Suicidal Blond Found Guilty, Mentally Ill
Judge sends former model who killed three with her car to a mental hospital.
-- A suicidal ex-model from Illinois was found guilty but mentally ill for killing three beloved local musicians in an attempt to end her own life.
"She never touched her brakes, she never attempted to maneuver around the other car," said Cook County Judge Garritt E. Howard, according to the Chicago Sun Times. "The evidence is overwhelming the defendant was trying to commit suicide."
Howard ruled Jeanette Sliwinski was guilty of three counts of reckless homicide and one count of aggravated battery. She faces a maximum of 10 years in prison.
"I believe the defendant was being truthful when she said she only intended to hurt herself and no one else,'' said Howard, who heard the case without a jury.
Defense attorneys had argued that Sliwinski, then 23, was suffering from delusions when she struck a Honda Civic stopped at a red light in a northern Chicago suburb in July 2005. The car was carrying Michael Dahlquist, 39; John Glick, 35; and Douglas Meis, 29, three musicians who worked day jobs together at an audio electronics company.
Sliwinski will be transferred to a mental institution, and if at some point she is deemed mentally competent, she'll be moved to a prison, according to The Associated Press.
For the family of one of the victims, Sliwinski's actions still engender the kind of bitterness so common to grieving relatives.
"The one thing that would have brought this thing to closure would have been had she been successful in what she set out to do that day," David Meis, brother of victim Douglas Meis, told ABC News at the start of the trial, referring to the suicide attempt.
"She left this big, open-ended, ironic twist, in that she took three wonderful, beautiful lives and walked away with a broken ankle," Meis said. He said that his father was a Navy pilot and that the family moved often.
"A lot of time when you move like that, your best friends become your brothers. We were a very close-knit family."
The crash and subsequent arrest brought Sliwinski Internet infamy. Many blogs and Web sites have posted modeling pictures of Sliwinski since she was arrested.
Begs Forgiveness
Police testified that Sliwinski told them she'd had a fight with her mother that day, and en route to a psychiatry appointment sought to kill herself. The young woman drove through three red lights at 70 mph, police and prosecutors said at the time.
The 2000 Ford Mustang hit the Honda Civic so hard it threw both cars into the air, each landing upside down, crushed against the pavement.
The depth of the tragedy has not been lost on Sliwinski. Four days after the crash, she released a statement from her hospital bed, where she was recovering from the ankle injury under police guard.
"I pray and beg for forgiveness from everyone who is saddened by the deaths," she said in the statement, on behalf of her and her parents, Ted and Ursula.

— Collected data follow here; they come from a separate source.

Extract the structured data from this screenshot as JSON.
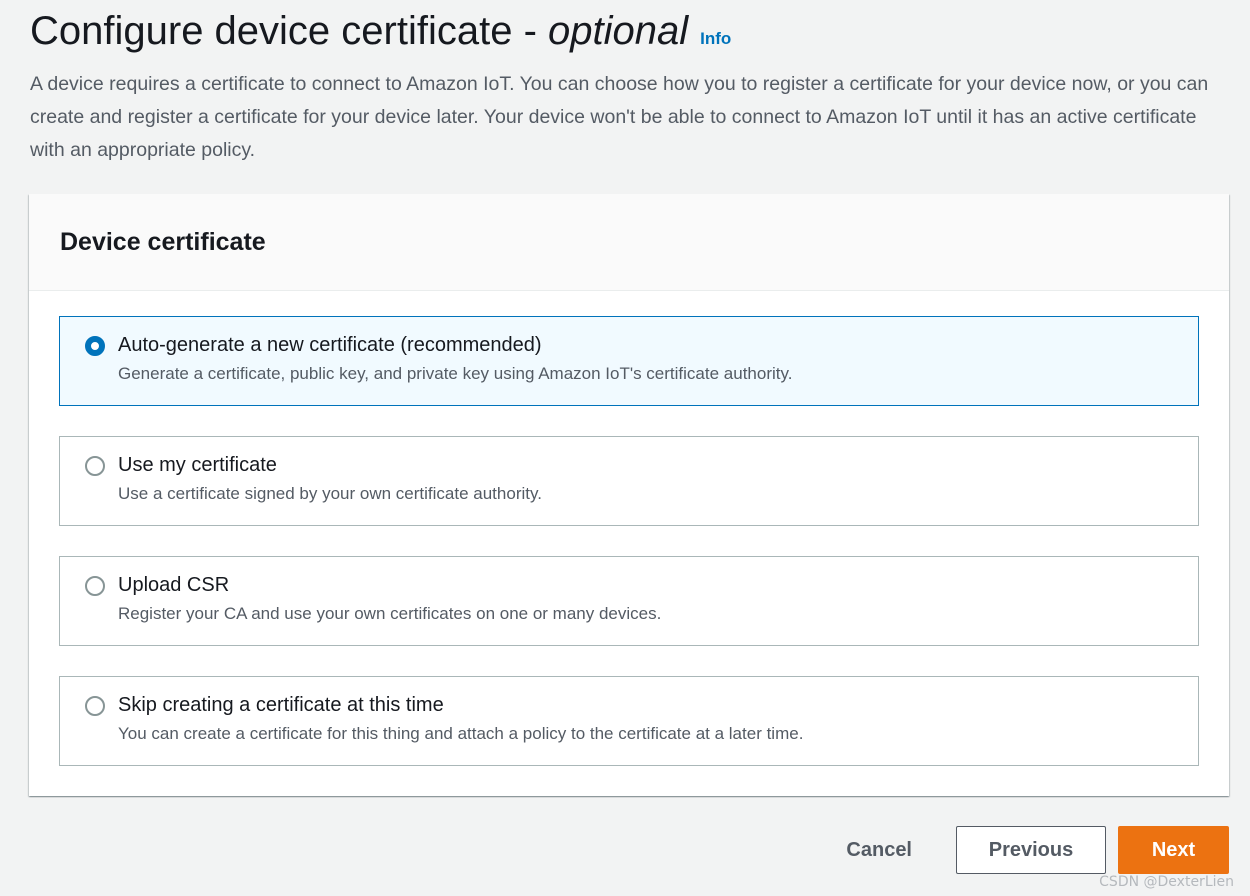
{
  "header": {
    "title_main": "Configure device certificate - ",
    "title_optional": "optional",
    "info_label": "Info",
    "description": "A device requires a certificate to connect to Amazon IoT. You can choose how you to register a certificate for your device now, or you can create and register a certificate for your device later. Your device won't be able to connect to Amazon IoT until it has an active certificate with an appropriate policy."
  },
  "certificate_panel": {
    "title": "Device certificate",
    "options": [
      {
        "label": "Auto-generate a new certificate (recommended)",
        "description": "Generate a certificate, public key, and private key using Amazon IoT's certificate authority.",
        "selected": true
      },
      {
        "label": "Use my certificate",
        "description": "Use a certificate signed by your own certificate authority.",
        "selected": false
      },
      {
        "label": "Upload CSR",
        "description": "Register your CA and use your own certificates on one or many devices.",
        "selected": false
      },
      {
        "label": "Skip creating a certificate at this time",
        "description": "You can create a certificate for this thing and attach a policy to the certificate at a later time.",
        "selected": false
      }
    ]
  },
  "actions": {
    "cancel_label": "Cancel",
    "previous_label": "Previous",
    "next_label": "Next"
  },
  "watermark": "CSDN @DexterLien",
  "colors": {
    "accent": "#0073bb",
    "primary_button": "#ec7211",
    "selected_tile_bg": "#f1faff"
  }
}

"If we had an explanation for what happened, we would tell you what it is, but we have no explanation," the statement continued.
"We have only our heartfelt grief and prayers. We are all praying for the families of these fine young men and for the many friends whose lives were touched by their music and love."
College Grad, Lingerie Model
Sliwinski reportedly graduated from Columbia College, earning a degree in marketing and education in 2004. Her slender figure graced the pages of the Chicago's City Girls calendar in 2002 and 2003. She'd also done other modeling, including a Lee Jeans ad, a Frederick's of Hollywood lingerie show and assorted trade shows, according to the Chicago Sun-Times.
Sliwinski has been through several attorneys since her legal odyssey began, each of whom argued in one form or another that she was suffering from mental problems at the time of the crash.
Sergio Tovar, the manager of a Mattress World retail store near the site of the crash, described hearing a loud thud outside his store as he chatted with a client, according to a 2005 Sun-Times report.
"A quarter of a second after that, the [Mustang] was airborne," he told the newspaper. He said he ran outside carrying a pillow. He saw the Honda flipped over, he said at the time, with the rear end crushed into the back passenger seat.
There was a body in the middle of the road, Tovar said. And beside it was Sliwinski's car. He said her feet were dangling from the passenger-side window.
"She said, 'Get me out of here,'" Tovar said.